Your choices, actions, and what you don’t do shape your future abilities. They affect what you can do both physically and mentally as you get older. They also load the dice one way or the other for how quickly your future health will decline.

Is your current path leading to a middle and old age that is fun, strong and pain free or one of decline, frailty and fear?

Not sure?

Ok, then ask yourself these questions.

Nutrition:
Are you mainly eating a high protein, unprocessed, high fruit & veg diet?
Getting some healthy fats (nuts, olive oil avocado) in daily?
Supplementing with Omega 3, a multi-vit and extra Vitamin D and K?
Are you supplementing with extra fibre?

Movement:
Are you moving regularly at all?
Are you following a strength program?
Are you regularly stretching?
Are you doing any cardio?
When was the last time you sprinted?
Are you doing any joint stability work?
Are you improving at any or all of these?

Sleep:
Are you sleeping at least 7-8 hours a night?
Is that sleep good quality?
Are you waking up refreshed?

Stress:
Do you live in a high stress state most of the time?
Do you feel overwhelmed, is everything coming at you too fast? Does the pace of life have an effect on your emotional stability?

Social connection:
Do you have any close friends you see at least weekly other than your spouse?
Are your friendships reliant on an activity (pub, football club or similar?)
How many people could you call up at 3am and ask for help?

Purpose:
Does your life have purpose, direction and meaning?
Are you living your values?
Intellectual challenge:

Intellectual challenge:
Are you regularly doing something that challenges your mind? Learning a new language, or learning how to play a musical instrument for example.

Health:
Have you seen your GP for a check up & bloods tests?
Are you regularly checking your blood pressure?
When was the last time you had your hearing checkd? .
Had your eyesight tested?
Had your teeth checked?
Are you flossing every day?

If the answer to these questions is no, don’t panic. Also don’t bury your head in the sand and ignore the issues. Even smokers can undo most of the damage in a few years of non smoking, so there’s plenty of scope to turn it around.

If just asking yourself the questions causes stress.

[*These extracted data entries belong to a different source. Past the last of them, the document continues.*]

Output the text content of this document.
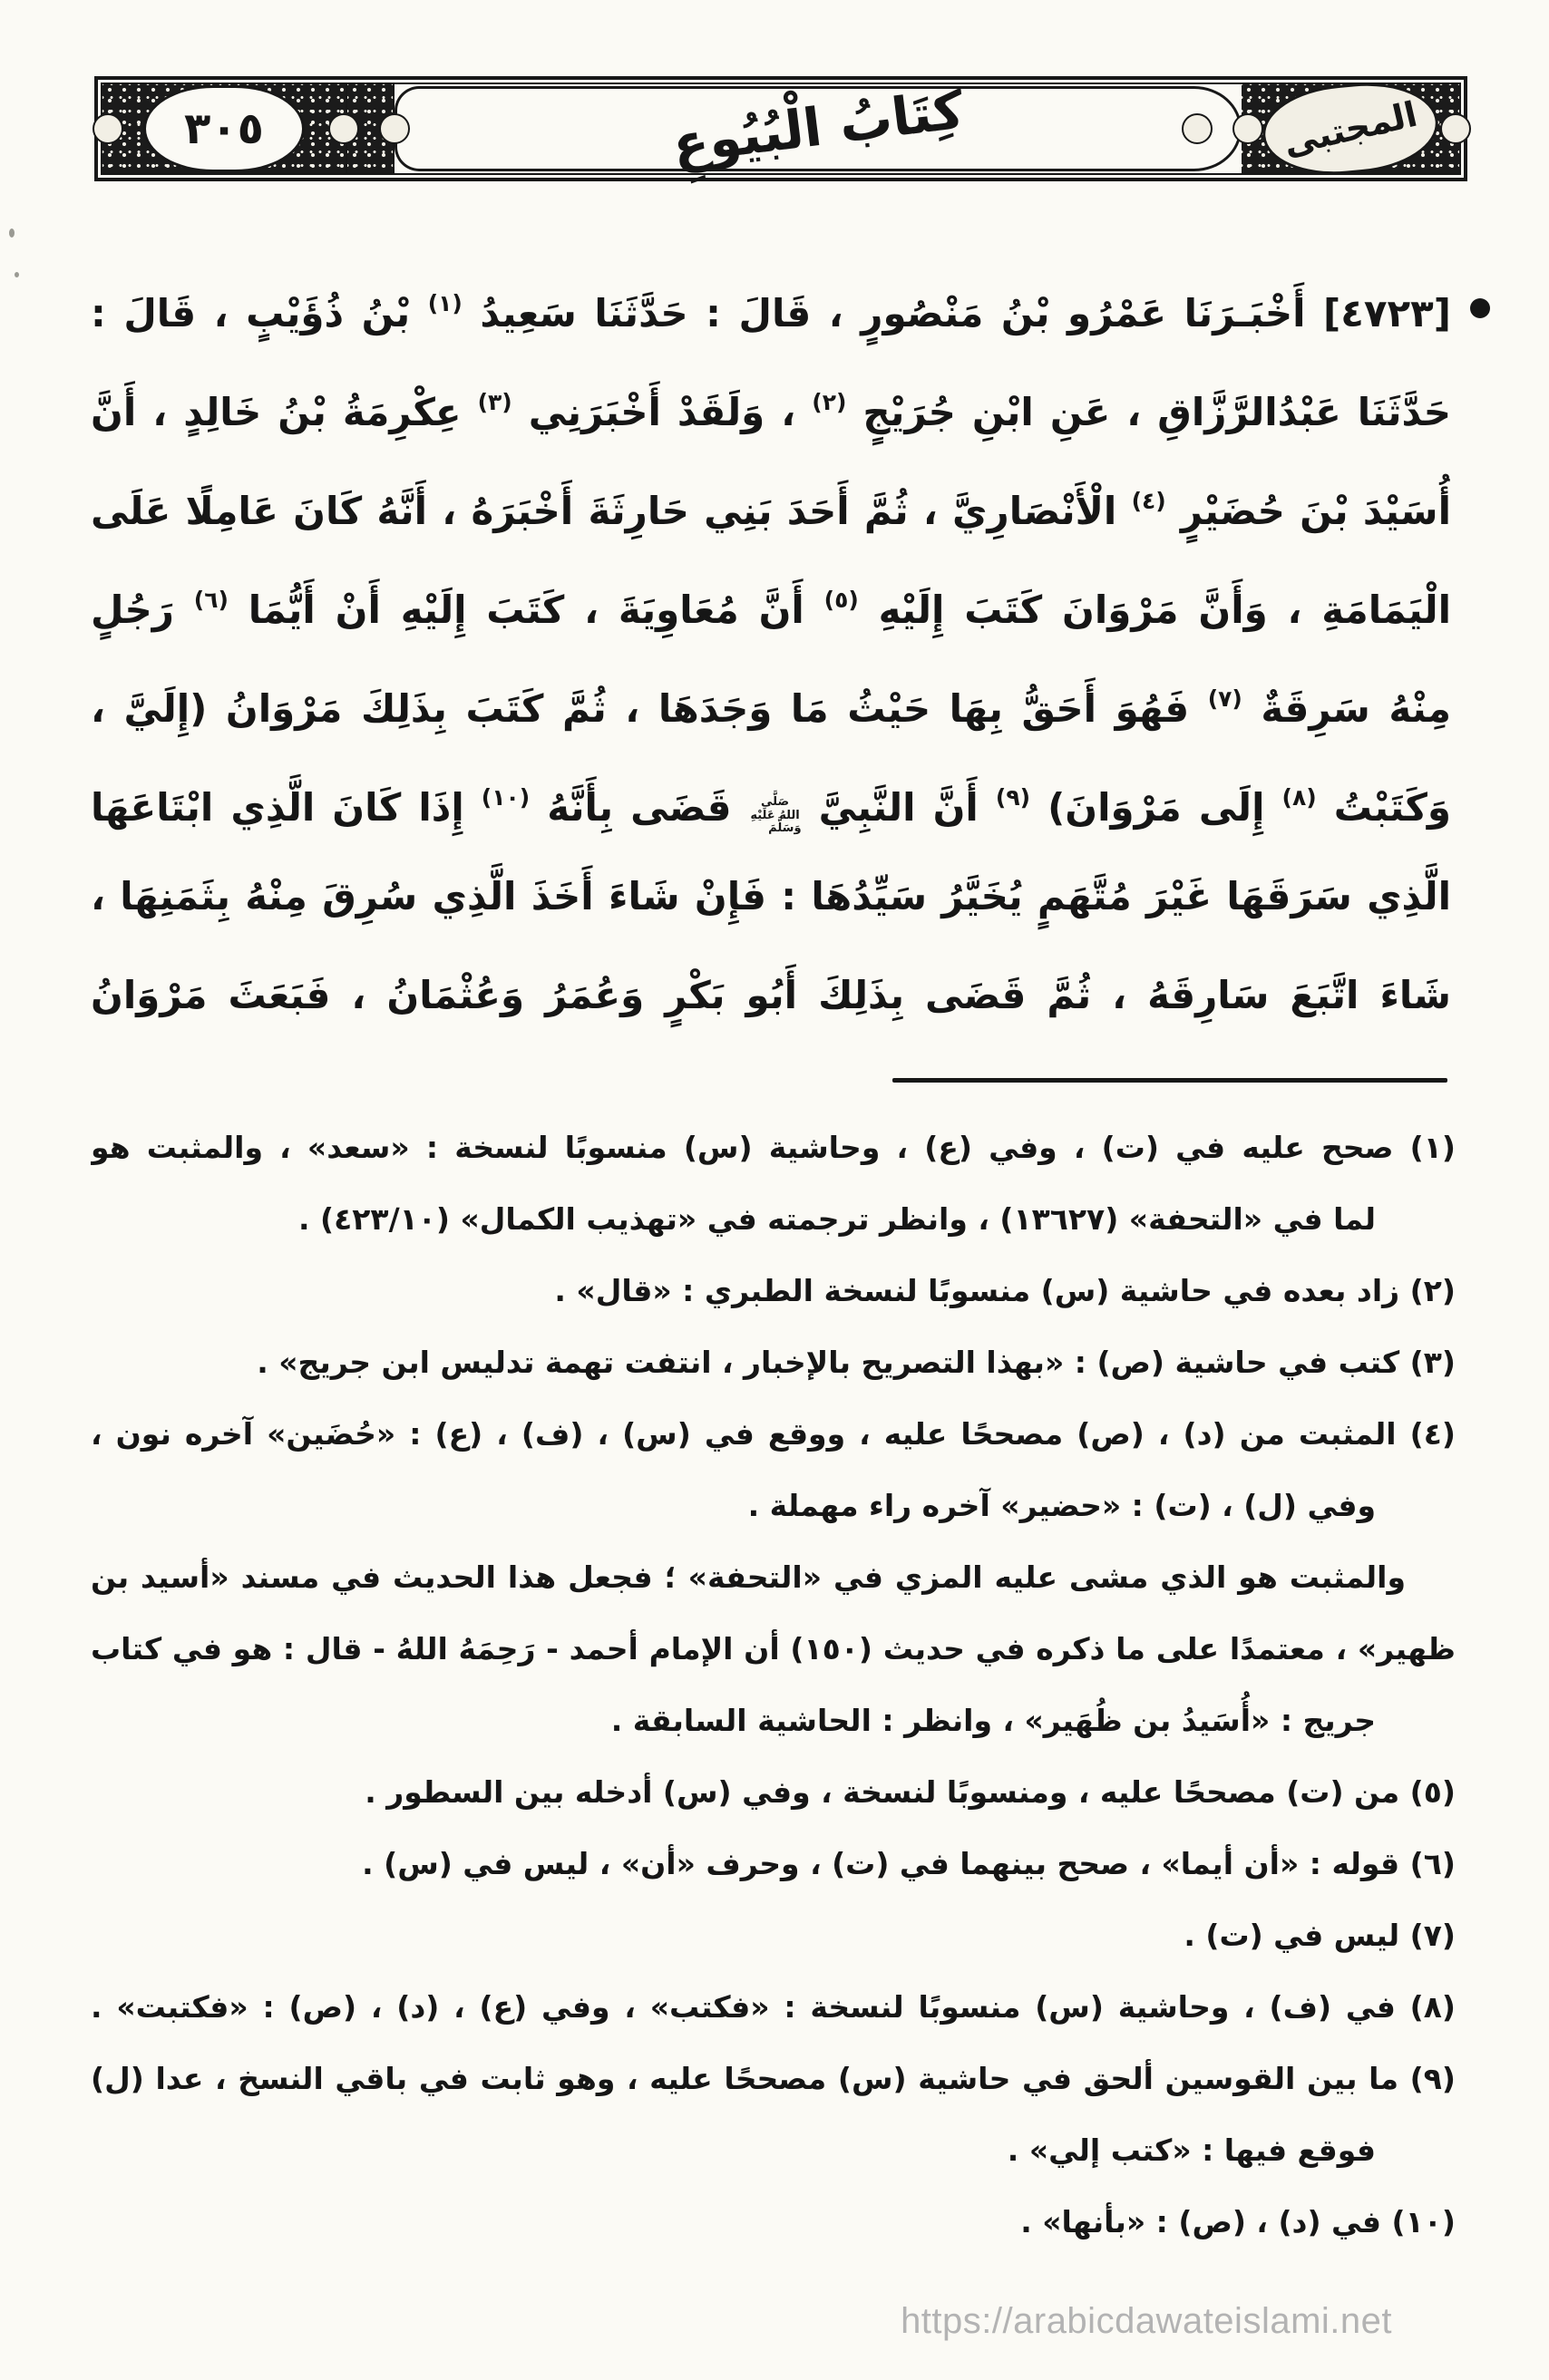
٣٠٥	كِتَابُ الْبُيُوعِ	المجتبى
[٤٧٢٣] أَخْبَـرَنَا عَمْرُو بْنُ مَنْصُورٍ ، قَالَ : حَدَّثَنَا سَعِيدُ $^{(١)}$ بْنُ ذُؤَيْبٍ ، قَالَ :
حَدَّثَنَا عَبْدُالرَّزَّاقِ ، عَنِ ابْنِ جُرَيْجٍ $^{(٢)}$ ، وَلَقَدْ أَخْبَرَنِي $^{(٣)}$ عِكْرِمَةُ بْنُ خَالِدٍ ، أَنَّ
أُسَيْدَ بْنَ حُضَيْرٍ $^{(٤)}$ الْأَنْصَارِيَّ ، ثُمَّ أَحَدَ بَنِي حَارِثَةَ أَخْبَرَهُ ، أَنَّهُ كَانَ عَامِلًا عَلَى
الْيَمَامَةِ ، وَأَنَّ مَرْوَانَ كَتَبَ إِلَيْهِ $^{(٥)}$ أَنَّ مُعَاوِيَةَ ، كَتَبَ إِلَيْهِ أَنْ أَيُّمَا $^{(٦)}$ رَجُلٍ
مِنْهُ سَرِقَةٌ $^{(٧)}$ فَهُوَ أَحَقُّ بِهَا حَيْثُ مَا وَجَدَهَا ، ثُمَّ كَتَبَ بِذَلِكَ مَرْوَانُ (إِلَيَّ ،
وَكَتَبْتُ $^{(٨)}$ إِلَى مَرْوَانَ) $^{(٩)}$ أَنَّ النَّبِيَّ صَلَّى اللهُ عَلَيْهِ وَسَلَّمَ قَضَى بِأَنَّهُ $^{(١٠)}$ إِذَا كَانَ الَّذِي ابْتَاعَهَا
الَّذِي سَرَقَهَا غَيْرَ مُتَّهَمٍ يُخَيَّرُ سَيِّدُهَا : فَإِنْ شَاءَ أَخَذَ الَّذِي سُرِقَ مِنْهُ بِثَمَنِهَا ،
شَاءَ اتَّبَعَ سَارِقَهُ ، ثُمَّ قَضَى بِذَلِكَ أَبُو بَكْرٍ وَعُمَرُ وَعُثْمَانُ ، فَبَعَثَ مَرْوَانُ
(١) صحح عليه في (ت) ، وفي (ع) ، وحاشية (س) منسوبًا لنسخة : «سعد» ، والمثبت هو
لما في «التحفة» (١٣٦٢٧) ، وانظر ترجمته في «تهذيب الكمال» (٤٢٣/١٠) .
(٢) زاد بعده في حاشية (س) منسوبًا لنسخة الطبري : «قال» .
(٣) كتب في حاشية (ص) : «بهذا التصريح بالإخبار ، انتفت تهمة تدليس ابن جريج» .
(٤) المثبت من (د) ، (ص) مصححًا عليه ، ووقع في (س) ، (ف) ، (ع) : «حُضَين» آخره نون ،
وفي (ل) ، (ت) : «حضير» آخره راء مهملة .
والمثبت هو الذي مشى عليه المزي في «التحفة» ؛ فجعل هذا الحديث في مسند «أسيد بن
ظهير» ، معتمدًا على ما ذكره في حديث (١٥٠) أن الإمام أحمد - رَحِمَهُ اللهُ - قال : هو في كتاب
جريج : «أُسَيدُ بن ظُهَير» ، وانظر : الحاشية السابقة .
(٥) من (ت) مصححًا عليه ، ومنسوبًا لنسخة ، وفي (س) أدخله بين السطور .
(٦) قوله : «أن أيما» ، صحح بينهما في (ت) ، وحرف «أن» ، ليس في (س) .
(٧) ليس في (ت) .
(٨) في (ف) ، وحاشية (س) منسوبًا لنسخة : «فكتب» ، وفي (ع) ، (د) ، (ص) : «فكتبت» .
(٩) ما بين القوسين ألحق في حاشية (س) مصححًا عليه ، وهو ثابت في باقي النسخ ، عدا (ل)
فوقع فيها : «كتب إلي» .
(١٠) في (د) ، (ص) : «بأنها» .
https://arabicdawateislami.net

Take a breath.

What to do?

Identifying the problems is the first step. Use the list above as a guide.

2nd step is to prioritise them into two lists:
1. Easy wins.
2. high impact wins. Prioritise anything that is easy + high impact.

Here is an 8 step process for changing your life:

1. Start with limiting what you’re attempting to a single thing. Focus is vital. We win by concentrating our effort. Start with the easiest/ highest impact.
2. Break it down into small, easily manageable steps.
3. Work out which critical behaviours you need to take to achieve the first step.
4. Find what support you need. E.g. (nutritionalist, coach, personal trainer etc.) to master those critical behaviours. You’re looking for skill acquisition + support.
5. How are you going to reinforce or build in accountability for those new behaviours?
6. Establish a way to score the frequency & quality of the new behaviour. Put the score sheet somewhere you’ll see it. Total up your score each week.
7. Pick a point in the future, say two weeks. Where you review how you’re going, address any blockers, celebrate wins.
8. Only when the new critical behaviours are bedded in as automated habits do you add a new challenge into the mix.

If dialling in one significant change took a month of practice, score keeping etc. Imagine where you’ll be in a year. Think how much your life would change if you changed 12 aspects of your life. BTW, each one is compounding so the benefit increases with every change.